The Officer's Guide to Police Pistolcraft
- Author: Michael E. Conti
- Language: English
- Genre: Training / Instructional
- Publisher: Saber Press
- Publication date: 2009
- Publication place: United States
- Media type: Print (Paperback)
- Pages: 424
- ISBN: 978-0-9772659-0-9

= The Officer's Guide to Police Pistolcraft =

The Officer's Guide to Police Pistolcraft (a sequel to and expansion of the 2007 book Police Pistolcraft) is a 2009 non-fiction book by Michael E. Conti which covers combat-related situations arising in the course of standard law enforcement. Together with Police Pistolcraft, it forms the basis for the current pistol training program of the Massachusetts State Police and has been adopted by a range of other law enforcement jurisdictions.

==Overview==
The Officer's Guide to Police Pistolcraft describes a method of training and philosophy of pistolcraft developed by Michael E. Conti, an officer of the Massachusetts State police, and follows and expands Conti's 2007 book Police Pistolcraft.

Conti joined the Massachusetts State Police in 1986 and as of 2009 is still a serving officer. During his career, he has held assignments ranging from uniformed patrol, high-crime area community policing, SWAT and special security details, and undercover narcotics and death investigations. Since 1991 he has acted as a professional trainer and holds instructor certifications in various use of force disciplines.

In January 2000, Conti was given the task of setting up and putting into operation a Firearms Training Unit (FTU) for the State Police. The unit was to be responsible for conducting yearly qualification courses of fire for department personnel, and for training academy recruits in firearms use. As part of his work in this role, Conti developed a new style of training which he describes as "reality-based", as he felt that the traditional sight-oriented and marksmanship-based approach that was until that time being used did not meet the needs of police officers on the street.

The new style of training emphasised Applegate-style target focused shooting, complemented by sight-focused precision shooting at appropriate distances. Conti constructed a purpose-built training facility at Massachusetts State Police headquarters to demonstrate his revised training program.

In 2007 Conti used this new training paradigm as the basis of his book Police Pistolcraft. Following the publication of that book, a demand emerged for a text detailing the specific methods of the "new paradigm," which led Conti to write The Officer's Guide to Police Pistolcraft.
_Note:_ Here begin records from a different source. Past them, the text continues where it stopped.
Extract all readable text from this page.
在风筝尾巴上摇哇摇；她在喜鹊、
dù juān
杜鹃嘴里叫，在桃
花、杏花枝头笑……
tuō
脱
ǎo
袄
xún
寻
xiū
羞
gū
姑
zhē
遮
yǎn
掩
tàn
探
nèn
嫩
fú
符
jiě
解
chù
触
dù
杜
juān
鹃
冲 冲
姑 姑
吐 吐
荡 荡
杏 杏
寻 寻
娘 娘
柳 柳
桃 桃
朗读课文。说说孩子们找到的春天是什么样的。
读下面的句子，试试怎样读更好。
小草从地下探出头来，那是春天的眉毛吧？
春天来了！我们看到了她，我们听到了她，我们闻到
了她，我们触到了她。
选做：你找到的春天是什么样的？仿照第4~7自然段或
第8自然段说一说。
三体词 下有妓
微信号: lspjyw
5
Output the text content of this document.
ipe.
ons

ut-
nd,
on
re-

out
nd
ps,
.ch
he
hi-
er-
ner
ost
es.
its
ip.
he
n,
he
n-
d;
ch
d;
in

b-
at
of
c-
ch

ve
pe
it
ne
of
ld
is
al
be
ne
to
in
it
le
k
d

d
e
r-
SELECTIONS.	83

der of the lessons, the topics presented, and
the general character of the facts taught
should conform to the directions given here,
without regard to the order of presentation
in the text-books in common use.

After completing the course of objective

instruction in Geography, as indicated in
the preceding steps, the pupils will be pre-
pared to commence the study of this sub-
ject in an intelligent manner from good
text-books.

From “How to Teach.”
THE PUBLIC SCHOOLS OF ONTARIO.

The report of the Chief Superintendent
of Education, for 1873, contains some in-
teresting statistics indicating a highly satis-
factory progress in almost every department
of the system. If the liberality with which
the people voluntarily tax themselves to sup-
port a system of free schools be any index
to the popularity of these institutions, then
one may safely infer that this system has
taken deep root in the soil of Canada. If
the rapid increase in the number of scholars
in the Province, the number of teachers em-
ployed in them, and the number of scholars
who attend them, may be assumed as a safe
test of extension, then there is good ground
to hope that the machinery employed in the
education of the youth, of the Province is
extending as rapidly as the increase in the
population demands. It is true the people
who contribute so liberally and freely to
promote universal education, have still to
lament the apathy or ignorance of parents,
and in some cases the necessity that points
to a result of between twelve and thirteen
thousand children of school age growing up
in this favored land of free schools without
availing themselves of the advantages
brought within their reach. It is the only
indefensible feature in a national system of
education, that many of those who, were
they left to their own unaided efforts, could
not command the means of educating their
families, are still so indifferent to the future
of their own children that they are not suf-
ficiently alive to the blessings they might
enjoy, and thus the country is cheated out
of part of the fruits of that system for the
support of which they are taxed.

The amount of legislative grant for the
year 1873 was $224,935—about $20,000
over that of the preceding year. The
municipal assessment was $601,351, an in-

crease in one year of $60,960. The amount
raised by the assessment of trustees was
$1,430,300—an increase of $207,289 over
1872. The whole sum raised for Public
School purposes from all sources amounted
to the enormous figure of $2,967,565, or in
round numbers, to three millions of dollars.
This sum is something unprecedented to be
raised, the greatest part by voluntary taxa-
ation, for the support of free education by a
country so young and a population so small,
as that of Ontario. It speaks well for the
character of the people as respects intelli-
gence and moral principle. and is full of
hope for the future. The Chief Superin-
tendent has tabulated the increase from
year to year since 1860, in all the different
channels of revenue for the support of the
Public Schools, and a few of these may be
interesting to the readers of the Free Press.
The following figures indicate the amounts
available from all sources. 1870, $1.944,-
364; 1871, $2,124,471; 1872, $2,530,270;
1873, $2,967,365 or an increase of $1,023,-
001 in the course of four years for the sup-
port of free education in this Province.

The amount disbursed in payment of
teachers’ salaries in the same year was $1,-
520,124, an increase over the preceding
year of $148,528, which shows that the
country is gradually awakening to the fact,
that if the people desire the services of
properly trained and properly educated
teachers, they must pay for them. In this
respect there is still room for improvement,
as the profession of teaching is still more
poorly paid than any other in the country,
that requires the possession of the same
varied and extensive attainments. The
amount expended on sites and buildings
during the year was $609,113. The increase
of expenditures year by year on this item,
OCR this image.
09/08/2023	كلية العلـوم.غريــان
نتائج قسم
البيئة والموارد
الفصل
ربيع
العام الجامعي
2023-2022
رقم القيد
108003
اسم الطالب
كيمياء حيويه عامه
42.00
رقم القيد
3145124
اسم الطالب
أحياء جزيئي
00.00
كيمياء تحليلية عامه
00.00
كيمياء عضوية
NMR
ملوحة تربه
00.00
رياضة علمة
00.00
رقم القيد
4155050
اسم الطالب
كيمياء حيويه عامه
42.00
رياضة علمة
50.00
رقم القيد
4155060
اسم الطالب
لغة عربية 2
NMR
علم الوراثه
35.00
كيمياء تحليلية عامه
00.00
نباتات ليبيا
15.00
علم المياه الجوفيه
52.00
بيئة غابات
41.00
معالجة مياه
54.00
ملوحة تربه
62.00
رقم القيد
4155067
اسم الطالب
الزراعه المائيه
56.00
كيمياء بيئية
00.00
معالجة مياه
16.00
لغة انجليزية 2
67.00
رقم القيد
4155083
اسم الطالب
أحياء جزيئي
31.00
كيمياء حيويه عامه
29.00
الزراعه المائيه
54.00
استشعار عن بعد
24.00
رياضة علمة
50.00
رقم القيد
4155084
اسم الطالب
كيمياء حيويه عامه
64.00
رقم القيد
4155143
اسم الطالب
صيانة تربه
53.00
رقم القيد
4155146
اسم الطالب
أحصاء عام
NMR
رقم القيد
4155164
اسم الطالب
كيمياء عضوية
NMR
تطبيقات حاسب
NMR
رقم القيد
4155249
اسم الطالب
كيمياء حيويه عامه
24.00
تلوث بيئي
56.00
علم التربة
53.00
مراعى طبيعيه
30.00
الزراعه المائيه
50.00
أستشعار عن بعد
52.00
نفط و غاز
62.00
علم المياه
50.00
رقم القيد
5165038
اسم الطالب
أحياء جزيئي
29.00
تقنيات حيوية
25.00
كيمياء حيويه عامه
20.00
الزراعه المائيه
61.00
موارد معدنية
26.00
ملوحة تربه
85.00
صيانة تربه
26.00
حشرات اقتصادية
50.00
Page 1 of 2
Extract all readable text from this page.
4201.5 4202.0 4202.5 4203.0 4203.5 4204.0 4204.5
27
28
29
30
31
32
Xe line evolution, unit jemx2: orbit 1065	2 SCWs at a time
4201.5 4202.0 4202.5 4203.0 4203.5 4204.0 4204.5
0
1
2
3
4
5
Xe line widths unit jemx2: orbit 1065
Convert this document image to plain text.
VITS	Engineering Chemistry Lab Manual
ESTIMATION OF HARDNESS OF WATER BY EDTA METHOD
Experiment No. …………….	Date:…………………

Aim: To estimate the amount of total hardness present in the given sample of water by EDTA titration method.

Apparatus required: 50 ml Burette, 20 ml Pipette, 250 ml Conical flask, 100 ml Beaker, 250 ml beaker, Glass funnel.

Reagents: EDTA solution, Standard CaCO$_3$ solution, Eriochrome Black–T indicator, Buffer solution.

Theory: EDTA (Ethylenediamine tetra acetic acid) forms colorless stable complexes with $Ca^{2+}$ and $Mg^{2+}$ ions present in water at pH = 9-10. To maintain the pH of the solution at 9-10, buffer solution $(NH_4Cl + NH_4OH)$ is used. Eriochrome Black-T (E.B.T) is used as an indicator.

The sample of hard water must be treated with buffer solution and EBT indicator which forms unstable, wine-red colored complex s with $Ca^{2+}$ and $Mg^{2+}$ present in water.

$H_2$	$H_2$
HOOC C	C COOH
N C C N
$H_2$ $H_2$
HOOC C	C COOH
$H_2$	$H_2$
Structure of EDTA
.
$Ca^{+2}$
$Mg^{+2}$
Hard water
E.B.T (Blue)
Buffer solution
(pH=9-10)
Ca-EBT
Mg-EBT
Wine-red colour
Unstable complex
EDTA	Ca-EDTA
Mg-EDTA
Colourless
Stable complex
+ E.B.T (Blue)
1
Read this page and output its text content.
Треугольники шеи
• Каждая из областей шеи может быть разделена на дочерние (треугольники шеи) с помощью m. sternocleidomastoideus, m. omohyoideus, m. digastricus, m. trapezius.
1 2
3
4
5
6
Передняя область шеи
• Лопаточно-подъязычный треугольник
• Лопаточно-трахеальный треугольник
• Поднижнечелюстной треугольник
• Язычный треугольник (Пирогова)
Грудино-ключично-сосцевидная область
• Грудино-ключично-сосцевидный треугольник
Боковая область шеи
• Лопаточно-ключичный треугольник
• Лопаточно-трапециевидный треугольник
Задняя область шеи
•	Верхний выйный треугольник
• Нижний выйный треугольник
Conti is also the author of Beyond Pepper Spray: The Complete Guide to Chemical Agents, Delivery Systems, and Protective Masks (Paladin Press, 2002).

==Critical and professional reception==
The training methods described in The Officer's Guide to Police Pistolcraft are currently in use by the Massachusetts State Police, and the book and associated training philosophy has been adopted by law enforcement agencies in many other jurisdictions.

The critical reception among law enforcement reviewers has been generally positive.

Ralph Mroz of the Police Officers Safety Association, in a review at Officer.com, described the book as "different... and necessary!" He said the book was "written by a consummate police training professional" and went on to say, "I recommend it as highly as I recommended (and continue to recommend) the earlier Police Pistolcraft." Mroz singled out the "frank discussion of the necessary relationship between a professional police officer and his/her skill with arms" as "as refreshing as it is unusual these days".

John Veit reviewed the book in a widely republished article on Law Officer Connect, where he praised the book, calling attention to its plain English language and conversational style. "Some chapters read like a good novel and not a field manual," he said. "They are filled with helpful and practical ways of carrying out the day to day tasks of an officer." He concluded, "This book is a very good read, and promises to be a long standing and authoritative survival guide for police officers as well as others who have a handgun for self defense use."

The Massachusetts Law Encorcement Firearms Instructors & Armorers Association reviewed the book for their publication The Case Head. They said, "The Officer's Guide is full of solid training information, photos and diagrams," and applauded Conti's style, saying, "I could not help but notice how the reader is treated with respect. [...] This will be perfect for the officer who was looking for better firearms training but was unable to get it at their agency." They praised Conti's refusal to enter into a philosophical battle between point-shooting and aimed fire, saying, "The New Paradigm takes the best of all worlds and rolls them into one program." The Association concluded by saying the book "is highly recommended and will be a well used addition to every firearms instructor’s reference library. If you have adopted the New Paradigm, this book should be standard issue for every student you have."

==Contents==
The Officer's Guide to Police Pistolcraft contains 424 pages, divided into 12 chapters and illustrated with 316 photos and diagrams. It sets out what the author calls "the reality-based new paradigm of police firearms training," a program he claims to have developed in 2000 while serving as the Director of the Massachusetts State Police Firearms Training Unit. It contains helpful and practical advice about carrying out the day-to-day tasks of a law enforcement officer, and also deals with the obligations and responsibilities of "the modern day warrior." It aims to provide specific detail on subjects covered in Police Pistolcraft and instruct on when a law enforcement officer should use their pistol, and how they should use it.

The book focuses on combat and specifically aims to prepare officers to know when to use their pistol and how to use it. The training system covers both sighted and point shooting techniques, drawing on systems of combat pistol shooting and training originating from such diverse sources as World War II and "the dim and dark streets and back alleys of Shanghai."

The book's main emphasis is on pistol training that recognises the reality of day-to-day police operations, rather than the isolated competitive training previously in use.

Specific topics covered include safety, pistol handling and manipulation, basic skills and alternative shooting positions, pistol retention, mental preparation, low light, plainclothes considerations and left-hand shooter considerations. There is a section about the issues that female officers face in both uniformed and plain clothes assignments. An appendix covers revolvers, as the author feels many new recruits in modern law enforcement have never seen one.